Akhirnya, saya dan Umar Fauzi Ballah mengembangkan proses dengan belajar di
Komunitas Rabo Sore. Sementara Arfan Fathoni belajar berorganisasi. Inilah
sekilas mengenai Interlude.
Howdy :
Komunitas Menulis Interlude
Esai
Mochammad Asrori
Ide membentuk sebuah komunitas memang bisa jadi
bermula dari suatu obrolan ringan di warung kopi disertai senda gurau tentang
berbagai hal. Beberapa kesamaan mengenai minat dan kegemaran biasanya menjadi
faktor pertama yang melatarbelakangi. Katakanlah seperti saya dan teman-teman
semasa di bangku kuliah. Dipertengahan masa kuliah, beberapa orang yang punya
intensitas dan mimpi di lahan sastra, terutama pada penulisan esei, cerpen, dan
puisi, mulai menggagas berdirinya Interlude, suatu komunitas menulis di
lingkungan kampus Bahasa dan Sastra Indonesia Unesa. Namun tidak semudah
obrolan di warung kopi, merintis suatu komunitas, apalagi komunitas sastra,
memang butuh lebih dari sebuah kesamaan minat.
Kampus adalah sarang bagi menjamurnya ragam
aktifitas, banyak komunitas yang terbentuk di sudut-sudut fakultas atau
jurusan. Beberapa bernaung di jalur resmi di bawah payung Badan Eksekutif
Mahasiswa (BEM), tapi banyak pula yang berdiri sendiri. Awalnya, Komunitas
Menulis Interlude berada di jalur yang kedua.

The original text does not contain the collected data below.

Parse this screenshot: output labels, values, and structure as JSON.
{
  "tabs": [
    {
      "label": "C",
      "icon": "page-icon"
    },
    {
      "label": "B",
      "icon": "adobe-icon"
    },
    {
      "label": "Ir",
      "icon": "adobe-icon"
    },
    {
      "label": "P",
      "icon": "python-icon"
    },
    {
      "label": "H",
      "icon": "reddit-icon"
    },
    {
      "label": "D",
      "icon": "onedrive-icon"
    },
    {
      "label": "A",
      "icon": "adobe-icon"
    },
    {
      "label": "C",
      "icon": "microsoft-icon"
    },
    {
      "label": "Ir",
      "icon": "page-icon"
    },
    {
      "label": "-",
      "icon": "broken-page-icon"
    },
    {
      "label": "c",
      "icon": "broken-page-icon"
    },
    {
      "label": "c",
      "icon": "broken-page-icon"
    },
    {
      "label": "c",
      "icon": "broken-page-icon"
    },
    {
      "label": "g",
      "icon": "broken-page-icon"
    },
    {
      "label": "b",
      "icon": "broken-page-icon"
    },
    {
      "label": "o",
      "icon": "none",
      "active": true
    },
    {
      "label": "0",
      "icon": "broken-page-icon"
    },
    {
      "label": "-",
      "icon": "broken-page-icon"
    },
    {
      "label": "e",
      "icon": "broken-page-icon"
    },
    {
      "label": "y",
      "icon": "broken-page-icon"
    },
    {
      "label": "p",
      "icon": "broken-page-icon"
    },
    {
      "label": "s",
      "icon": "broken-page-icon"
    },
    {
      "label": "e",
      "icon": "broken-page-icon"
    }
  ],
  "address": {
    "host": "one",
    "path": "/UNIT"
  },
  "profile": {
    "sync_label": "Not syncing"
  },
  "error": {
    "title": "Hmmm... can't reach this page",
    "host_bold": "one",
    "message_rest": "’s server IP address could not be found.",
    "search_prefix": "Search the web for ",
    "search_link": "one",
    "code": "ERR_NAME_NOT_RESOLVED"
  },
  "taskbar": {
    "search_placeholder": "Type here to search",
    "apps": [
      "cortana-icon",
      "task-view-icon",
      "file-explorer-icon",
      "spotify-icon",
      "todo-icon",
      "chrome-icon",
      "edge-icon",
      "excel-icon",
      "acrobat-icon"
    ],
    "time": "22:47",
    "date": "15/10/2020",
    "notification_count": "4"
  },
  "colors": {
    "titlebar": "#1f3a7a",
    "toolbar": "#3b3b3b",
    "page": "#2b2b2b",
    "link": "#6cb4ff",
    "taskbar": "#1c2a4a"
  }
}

Tapi karena di jalur ini ada
beberapa hal yang tidak bisa kami penuhi, apalagi kalau bukan masalah dana,
jadilah Interlude diusahakan agar fit and proper di jalur pertama.
Interlude adalah produk kegelisahan saya dan
beberapa rekan mengenai wadah yang pas bagi kami. Di kampus memang banyak
sekali wadah kreatifitas, tapi yang menonjol bergerak di bidang sastra dan
banyak melakukan kegiatan hanyalah panggung teater, sementara apresiasi di
jalur tulisan sangat kurang. Yang banyak bertebaran adalah komunitas menulis
non-sastra, atau wadah langsungnya, media-media kampus yang banyak menjadi
jujugan para penulis.
Founding
Interlude
Mari saya perkenalkan Anda dengan Interlude dan
orang-orang yang pertama turut andil membangun Interlude. Komunitas Menulis
Interlude hadir menjelang reses masa kuliah tahun 2004, hasil gremang-gremeng
panjang lima orang angkatan 2001 yang bermimpi eksis di jalur menulis: Yusuf Ariel
Hakim (Probolinggo), Bungkos (Pamekasan), Hari Nurdi (Sumenep), Tri Cahyadi
(Ponorogo), dan saya sendiri, Moch. Asrori (Surabaya). Nama Interlude sendiri
berarti jeda. Awalnya kami memang menginginkan wadah inilah yang mengisi
waktu-waktu jeda perkuliahan kami. Tapi asal Interlude sendiri kami peroleh
dari judul puisi Gunawan Mohamad, Interlude Pada Sebuah Pantai.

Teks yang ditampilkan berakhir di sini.